Build Status Update: The Data Plane reports the final status (including the Artifactory path and Xray scan results) back to the Control Plane, which updates the model's metadata, making it available for deployment.

Model Deployment

Deployment Request: A user requests to deploy a specific model version (e.g., model-a:1.2.0). The Control Plane verifies the user's permissions and checks that the requested model version exists and has passed all required security gates.
Deploy Command: The Control Plane issues a secure command to the Data Plane, instructing it to deploy the validated model version.
Deployment Execution: The Data Plane pulls the specific, versioned model artifact directly from JFrog Artifactory. It then provisions the necessary resources and deploys the model as a scalable inference endpoint.
Deployment Status Update: The Data Plane continuously reports the deployment's health, endpoint URL, and replica count back to the Control Plane, providing a live operational view to the user.

Autoscaling ML Endpoint

This workflow ensures that model endpoints remain performant and cost-efficient under variable load without manual intervention.

Monitor Metrics: The Data Plane continuously monitors real-time performance metrics for each deployed model, such as request rate (RPS), P95 latency, error rates, and CPU/GPU utilization.
Scale Autonomously: Based on pre-defined autoscaling policies, the Data Plane autonomously adjusts the endpoint's resources. This can involve scaling out by adding replicas to handle traffic spikes or scaling in by removing them during idle periods to optimize costs.
Report State: The Data Plane reports the new scaling state, current replica count, and overall health summary back to the Control Plane. This ensures that the platform's UI and API always reflect the endpoint's real-time operational status.

Feature Store Execution

This workflow automates the computation and refreshing of feature sets for training and inference.

Trigger Execution: Based on a schedule, an event, or a manual API request, the Control Plane initiates a feature set computation job.
Execute Job: The Control Plane delegates the task to the Data Plane, which runs the feature engineering logic (e.g., joins, transformations, aggregations) using its secure compute resources.
Store Results: The Data Plane saves the computed feature values to the Feature Store's storage layer, making them available for low-latency retrieval by training jobs or inference services.
Update Status: The Data Plane reports the job's completion status, health, and execution metrics (e.g., rows processed, errors) back to the Control Plane for central tracking and observability.

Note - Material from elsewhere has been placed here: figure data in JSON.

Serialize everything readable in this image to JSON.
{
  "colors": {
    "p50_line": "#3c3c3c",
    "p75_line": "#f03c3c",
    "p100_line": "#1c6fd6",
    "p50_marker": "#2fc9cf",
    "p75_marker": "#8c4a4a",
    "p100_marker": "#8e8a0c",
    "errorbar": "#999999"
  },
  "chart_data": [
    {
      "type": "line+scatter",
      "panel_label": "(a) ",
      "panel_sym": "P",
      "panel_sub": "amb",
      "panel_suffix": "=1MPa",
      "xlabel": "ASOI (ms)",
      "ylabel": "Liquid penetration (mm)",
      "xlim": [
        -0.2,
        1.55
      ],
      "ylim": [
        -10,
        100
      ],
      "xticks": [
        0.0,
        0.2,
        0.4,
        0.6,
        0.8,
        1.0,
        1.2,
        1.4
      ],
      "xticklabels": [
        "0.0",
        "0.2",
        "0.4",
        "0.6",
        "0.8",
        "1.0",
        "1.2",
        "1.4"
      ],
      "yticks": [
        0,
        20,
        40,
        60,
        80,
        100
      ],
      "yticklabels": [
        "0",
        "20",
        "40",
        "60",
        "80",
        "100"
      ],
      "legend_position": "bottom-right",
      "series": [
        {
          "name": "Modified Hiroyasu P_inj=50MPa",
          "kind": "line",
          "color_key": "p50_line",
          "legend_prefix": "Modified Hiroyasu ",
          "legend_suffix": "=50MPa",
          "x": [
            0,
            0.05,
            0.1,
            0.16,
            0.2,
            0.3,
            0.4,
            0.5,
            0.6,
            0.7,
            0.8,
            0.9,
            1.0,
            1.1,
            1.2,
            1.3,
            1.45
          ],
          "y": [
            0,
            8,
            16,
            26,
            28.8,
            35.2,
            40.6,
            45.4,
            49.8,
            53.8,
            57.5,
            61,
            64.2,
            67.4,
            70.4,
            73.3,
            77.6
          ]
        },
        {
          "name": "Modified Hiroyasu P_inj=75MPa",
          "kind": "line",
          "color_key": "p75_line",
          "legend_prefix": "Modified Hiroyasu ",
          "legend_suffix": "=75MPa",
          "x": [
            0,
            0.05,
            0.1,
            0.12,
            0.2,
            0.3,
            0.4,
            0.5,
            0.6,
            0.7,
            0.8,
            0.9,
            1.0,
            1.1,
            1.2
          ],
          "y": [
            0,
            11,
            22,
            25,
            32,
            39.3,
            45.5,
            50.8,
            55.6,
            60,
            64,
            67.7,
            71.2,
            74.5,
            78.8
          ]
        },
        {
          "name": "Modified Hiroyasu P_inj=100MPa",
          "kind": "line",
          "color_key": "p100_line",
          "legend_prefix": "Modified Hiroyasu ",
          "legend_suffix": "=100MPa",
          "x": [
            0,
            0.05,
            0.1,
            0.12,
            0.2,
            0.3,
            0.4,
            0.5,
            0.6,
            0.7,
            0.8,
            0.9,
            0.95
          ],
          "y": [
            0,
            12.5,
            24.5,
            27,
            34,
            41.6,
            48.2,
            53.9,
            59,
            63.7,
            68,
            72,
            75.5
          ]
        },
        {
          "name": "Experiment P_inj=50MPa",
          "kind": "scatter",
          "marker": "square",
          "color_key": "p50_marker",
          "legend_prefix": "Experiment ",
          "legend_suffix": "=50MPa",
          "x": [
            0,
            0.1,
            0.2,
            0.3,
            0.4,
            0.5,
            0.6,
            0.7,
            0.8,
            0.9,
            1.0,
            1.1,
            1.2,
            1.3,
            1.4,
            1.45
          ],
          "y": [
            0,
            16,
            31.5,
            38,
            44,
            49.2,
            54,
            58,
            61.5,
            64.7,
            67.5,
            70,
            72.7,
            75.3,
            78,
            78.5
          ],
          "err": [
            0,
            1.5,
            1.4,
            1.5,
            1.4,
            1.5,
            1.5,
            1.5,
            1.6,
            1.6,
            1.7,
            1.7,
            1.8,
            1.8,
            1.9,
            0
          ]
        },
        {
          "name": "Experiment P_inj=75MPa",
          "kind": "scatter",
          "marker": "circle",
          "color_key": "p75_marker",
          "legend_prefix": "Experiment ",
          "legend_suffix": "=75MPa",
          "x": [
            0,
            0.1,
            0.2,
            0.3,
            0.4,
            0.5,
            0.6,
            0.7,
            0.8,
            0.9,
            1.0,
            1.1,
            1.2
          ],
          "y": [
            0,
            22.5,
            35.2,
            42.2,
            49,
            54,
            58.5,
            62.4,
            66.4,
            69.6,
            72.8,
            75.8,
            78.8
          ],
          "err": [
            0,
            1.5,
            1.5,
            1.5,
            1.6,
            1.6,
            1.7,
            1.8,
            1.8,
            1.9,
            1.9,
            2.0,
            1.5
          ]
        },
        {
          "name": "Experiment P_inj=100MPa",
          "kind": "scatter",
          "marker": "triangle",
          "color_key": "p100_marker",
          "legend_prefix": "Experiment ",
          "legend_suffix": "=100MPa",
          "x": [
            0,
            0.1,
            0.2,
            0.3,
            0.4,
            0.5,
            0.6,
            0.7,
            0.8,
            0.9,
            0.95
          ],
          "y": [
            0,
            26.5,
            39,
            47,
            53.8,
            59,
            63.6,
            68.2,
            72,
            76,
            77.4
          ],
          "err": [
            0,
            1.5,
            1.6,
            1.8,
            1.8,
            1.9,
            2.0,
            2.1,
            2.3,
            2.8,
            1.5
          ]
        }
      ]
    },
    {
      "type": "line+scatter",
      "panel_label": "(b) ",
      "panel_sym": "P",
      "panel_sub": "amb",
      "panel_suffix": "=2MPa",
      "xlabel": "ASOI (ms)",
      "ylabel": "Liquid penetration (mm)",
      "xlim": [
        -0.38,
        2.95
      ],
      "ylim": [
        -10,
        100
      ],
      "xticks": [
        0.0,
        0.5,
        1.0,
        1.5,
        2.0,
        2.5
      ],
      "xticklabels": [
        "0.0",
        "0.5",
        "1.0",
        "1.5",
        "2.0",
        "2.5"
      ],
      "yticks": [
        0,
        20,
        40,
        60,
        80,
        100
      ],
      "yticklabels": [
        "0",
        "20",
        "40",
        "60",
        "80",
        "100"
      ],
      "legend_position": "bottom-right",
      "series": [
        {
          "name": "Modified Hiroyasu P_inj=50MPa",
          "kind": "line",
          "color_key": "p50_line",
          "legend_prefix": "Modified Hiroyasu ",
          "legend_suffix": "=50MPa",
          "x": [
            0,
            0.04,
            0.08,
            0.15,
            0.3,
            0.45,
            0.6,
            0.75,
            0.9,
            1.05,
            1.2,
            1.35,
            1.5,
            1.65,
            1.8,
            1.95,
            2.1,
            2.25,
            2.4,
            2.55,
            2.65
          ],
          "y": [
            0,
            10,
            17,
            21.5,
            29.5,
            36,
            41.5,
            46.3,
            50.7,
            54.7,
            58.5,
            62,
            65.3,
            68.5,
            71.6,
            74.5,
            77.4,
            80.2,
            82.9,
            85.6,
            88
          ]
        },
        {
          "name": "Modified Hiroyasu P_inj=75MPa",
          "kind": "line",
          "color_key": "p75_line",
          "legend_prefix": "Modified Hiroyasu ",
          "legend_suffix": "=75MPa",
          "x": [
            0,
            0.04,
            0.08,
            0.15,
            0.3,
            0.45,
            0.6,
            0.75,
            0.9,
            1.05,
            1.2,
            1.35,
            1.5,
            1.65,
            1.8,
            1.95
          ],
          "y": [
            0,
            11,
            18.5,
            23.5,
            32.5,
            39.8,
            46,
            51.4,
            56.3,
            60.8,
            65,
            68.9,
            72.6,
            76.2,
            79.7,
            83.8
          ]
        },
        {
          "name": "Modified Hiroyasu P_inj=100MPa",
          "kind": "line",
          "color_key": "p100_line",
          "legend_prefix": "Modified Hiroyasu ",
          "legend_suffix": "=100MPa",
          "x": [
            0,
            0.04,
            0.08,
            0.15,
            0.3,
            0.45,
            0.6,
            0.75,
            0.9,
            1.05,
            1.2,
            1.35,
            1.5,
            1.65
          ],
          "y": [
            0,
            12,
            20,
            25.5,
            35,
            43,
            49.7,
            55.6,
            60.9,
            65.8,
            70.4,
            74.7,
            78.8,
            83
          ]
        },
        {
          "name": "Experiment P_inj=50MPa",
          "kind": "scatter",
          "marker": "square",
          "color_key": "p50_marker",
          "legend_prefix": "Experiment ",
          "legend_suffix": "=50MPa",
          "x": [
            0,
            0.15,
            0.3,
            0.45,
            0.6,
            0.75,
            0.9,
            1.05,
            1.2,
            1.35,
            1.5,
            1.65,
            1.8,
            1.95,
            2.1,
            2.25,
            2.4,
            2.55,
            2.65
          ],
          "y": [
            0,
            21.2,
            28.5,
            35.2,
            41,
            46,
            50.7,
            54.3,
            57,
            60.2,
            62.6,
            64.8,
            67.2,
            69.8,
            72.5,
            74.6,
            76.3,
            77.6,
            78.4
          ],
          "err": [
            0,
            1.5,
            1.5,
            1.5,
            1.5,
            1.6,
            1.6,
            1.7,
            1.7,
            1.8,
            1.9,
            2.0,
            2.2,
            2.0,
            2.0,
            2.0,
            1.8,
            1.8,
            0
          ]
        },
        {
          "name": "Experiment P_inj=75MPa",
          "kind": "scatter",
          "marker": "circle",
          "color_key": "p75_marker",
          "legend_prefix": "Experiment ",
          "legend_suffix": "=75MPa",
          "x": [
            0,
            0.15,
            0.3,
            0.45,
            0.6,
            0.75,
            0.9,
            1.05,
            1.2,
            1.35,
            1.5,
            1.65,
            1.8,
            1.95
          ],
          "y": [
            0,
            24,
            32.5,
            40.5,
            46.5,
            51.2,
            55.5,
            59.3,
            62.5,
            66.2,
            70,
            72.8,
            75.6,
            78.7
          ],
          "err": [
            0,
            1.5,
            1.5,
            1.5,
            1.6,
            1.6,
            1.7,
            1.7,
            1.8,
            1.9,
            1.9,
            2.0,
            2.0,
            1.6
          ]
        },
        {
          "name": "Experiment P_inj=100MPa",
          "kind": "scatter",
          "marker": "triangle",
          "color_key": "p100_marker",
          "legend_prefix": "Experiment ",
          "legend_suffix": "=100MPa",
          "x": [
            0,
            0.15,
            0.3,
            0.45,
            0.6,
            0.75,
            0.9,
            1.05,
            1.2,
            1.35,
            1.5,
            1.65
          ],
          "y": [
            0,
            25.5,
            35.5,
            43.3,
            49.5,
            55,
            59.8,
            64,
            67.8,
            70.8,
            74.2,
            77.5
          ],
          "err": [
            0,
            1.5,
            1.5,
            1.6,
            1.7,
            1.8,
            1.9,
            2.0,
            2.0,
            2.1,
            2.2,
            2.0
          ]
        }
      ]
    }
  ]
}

Control and Data Plane Separation

This architectural separation is a deliberate design choice and is highly important. It provides significant advantages for security, scalability, and governance.

Enhanced Security & Data Sovereignty: Your proprietary models, sensitive training data, and intellectual property never leave the Data Plane. In a hybrid deployment, this means your assets remain within your cloud account's security perimeter, satisfying strict data sovereignty and compliance requirements (e.g., GDPR, HIPAA).
Governance & Audit: All actions are initiated and tracked through the Control Plane, creating a single, auditable source of truth for the entire ML lifecycle. You can see who built, scanned, and deployed every model, enabling clear governance and simplifying compliance checks.
Scalability & Performance: The execution-focused Data Plane can be scaled independently of the management layer. It can be geographically located close to your data sources or end-users to minimize latency and optimize performance, without affecting the central control plane.
Operational Efficiency: This architecture unifies the MLOps experience. Your teams interact with a single, coherent platform for all tasks, from experimentation to production monitoring. This eliminates the complexity and security gaps associated with stitching together disparate tools for model storage, security scanning, deployment, and monitoring.